[P stage 2 DAY 42] Object Detection (6)

먼지감자·2021년 10월 5일

boostcamp

AI Boostcamp 2기

목록 보기

34/48

강의 내용 복습

(07강) Advanced Object Detection 1

1. Cascade RCNN

1.1 Contribution
faster r-cnn에서 positive/negative sample을 나누는 기준에 대해 고민함
faster r-cnn backbone : 0.7 | head : 0.5

Localization performance

input iou : rpn 통과했을 때 나온 box와 GT의 iou
output iou : head 통과했을 때 나온 box와 GT의 iou
결과 : input iou가 높을수록 높은 IOU threshold에서 학습된 model이 더 좋은 성능을 냄
detection performance

iou threshold : GT와의 iou일 때 u를 기준으로 T/F를 나눔
전반적인 AP의 경우 iou threshold 0.5로 학습된 모델의 성능이 가장 좋지만
AP의 iou threshold가 높아질수록 (AP70, AP90) IoU threshold가 0.6, 0.7로 학습된 모델과 성능 차이가 나지 않음

결론

학습되는 IoU에 따라 대응 가능한 IoU 박스가 다름 (낮게 학습했으면 iou낮은 애들 잘 탐지, vice versa)
그래프와 같이 high quality detection을 수행하기 위해선 IoU threshold를 높여 학습할 필요가 있음
단, 성능이 하락하는 문제가 존재 (iou가 낮을 때)
이를 해결하기 위해 Cascade RCNN을 제안

1.2 Method

(a) Faster R-CNN
C, B, H0, H1 : classification head , box head , RPN결과 proposal, poolong 결과 fixed feture
C0: 배경ㅇ인지 아닌지만 예측 / C1 : 어떤 object인지까지 예측

(b) Iterative
B0가 아닌 다른 박스가 존재한다면 그 박스로 ROI Pooling진행
head에서 예측된 bbox를 다시 pooling에 이용하는 방법

Fastern RCNN과는 다르게 IOU threshold가 다른 Classifier C1, C2, C3를 학습
Loss의 경우 각각 C1, C2, C3의 classifier loss를 합
Inference 시, C1, C2, C3의 confidence 를 평균 냄
큰 성능 향상은 없음

(d) Cascade R-CNN

여러 개의 RoI head (H1, H2, h3)를 학습
이 때 Head 별로 IOU threshold를 다르게 설정
C3, B3가 최종 결과

결과

Bbox pooling을 반복 수행할 시 성능 향상되는 것을 증명 (Iterative)
IOU threshold가 다른 Classifier가 반복될 때 성능 향상 증명 (Integral)
IOU threshold가 다른 RoI head를 cascade로 쌓을 시 성능 향상 증명 (Cascade)
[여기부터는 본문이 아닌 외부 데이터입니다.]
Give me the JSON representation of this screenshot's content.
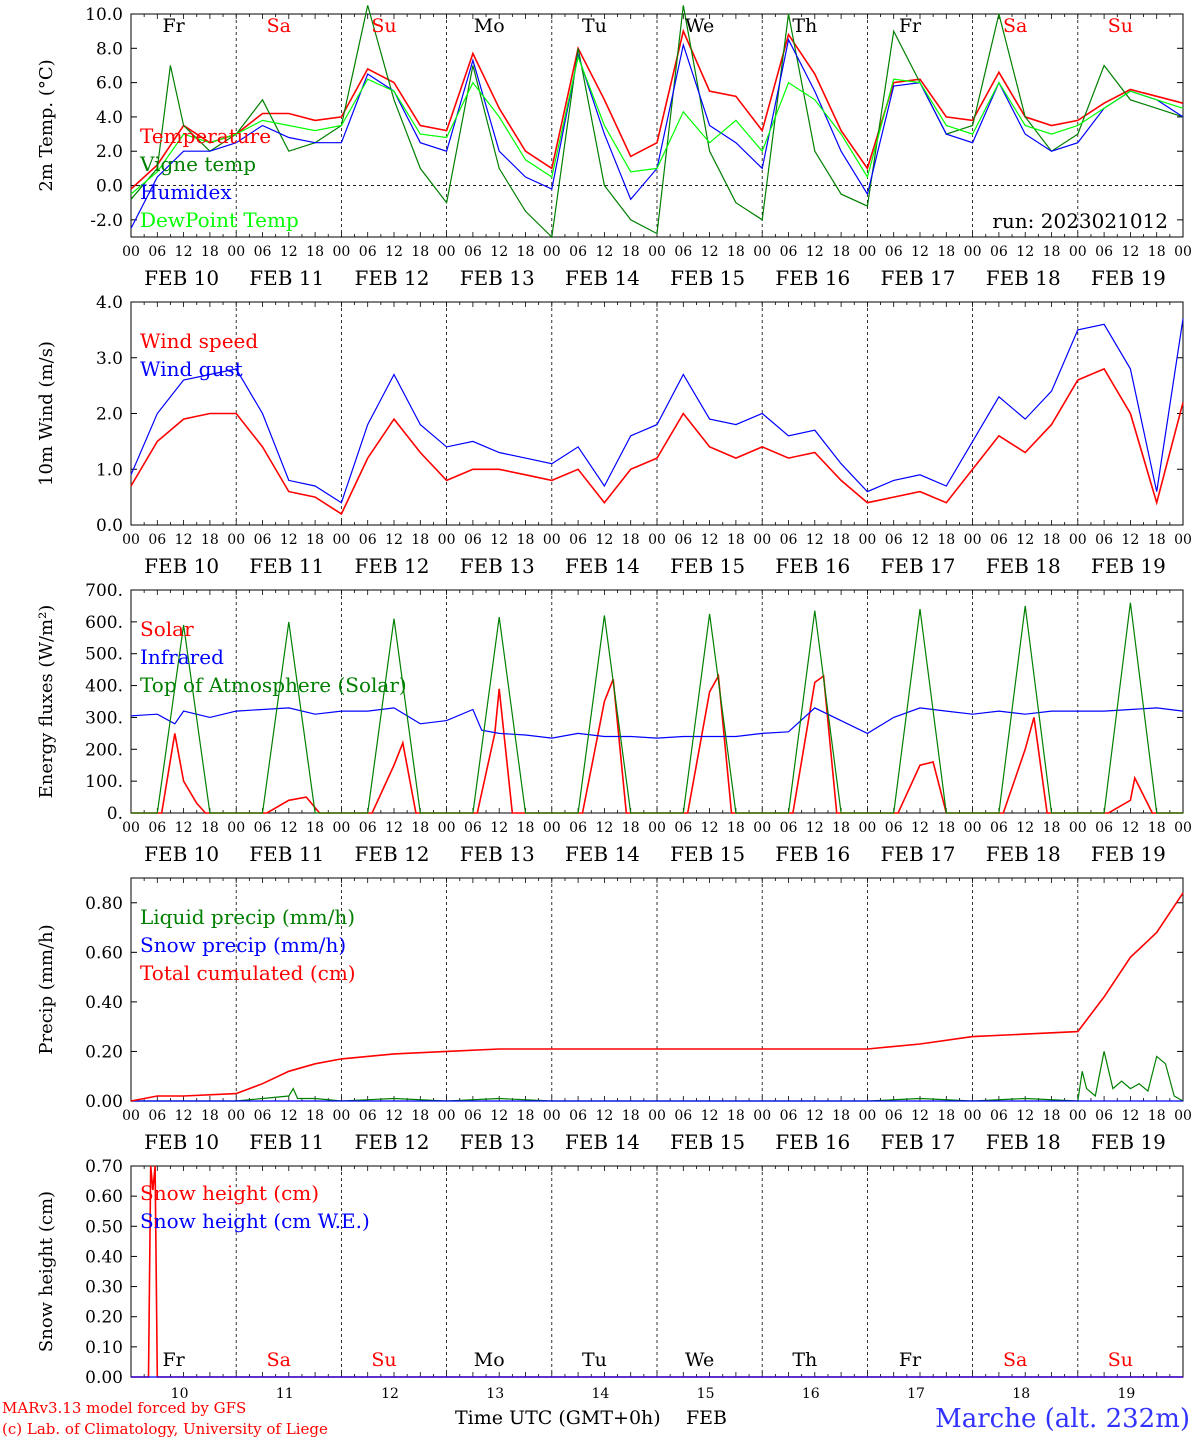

2. Deformable Convolutional Networks (DCN)

2.1 Contribution
CNN 문제점 : 일정한 패턴을 지닌 convolution neural networks는 geometric transformations(Affine, view point, Pose 변화)에 한계를 지님
기존 해결 방법 : Geometric augmentation, Geometric invariant feature engineering

Geometric invariant feature selection 사람이 생각하지 못하는 feature는 모델이 학습하지 못하는 단점

2.2 Method
Deformable Convolution
이미지에 사람은 이해하지 못하지만 computer는 이해하는 geometric 연산을 스스로 찾아 conviution filter size를 변형할 수 있게 하는 것이 main idea

(a) : vanilla conv
(b),(c),(d) : offset(= geometric transform)을 추가해서 kernel위치에서 offset만큼 이동한 image pixel과 곱하도록 함

일반적인 convolution을 offset으로 표현했을때

$\mathbf{y}\left(\mathbf{p}_{0}\right)=\sum_{\mathbf{p}_{n} \in \mathcal{R}} \mathbf{w}\left(\mathbf{p}_{n}\right) \cdot \mathbf{x}\left(\mathbf{p}_{0}+\mathbf{p}_{n}\right)$
p0을 기준으로 R의 각 pixel에 해당하는 offset만큼 이동한 후 이미지와 곱하면 됨.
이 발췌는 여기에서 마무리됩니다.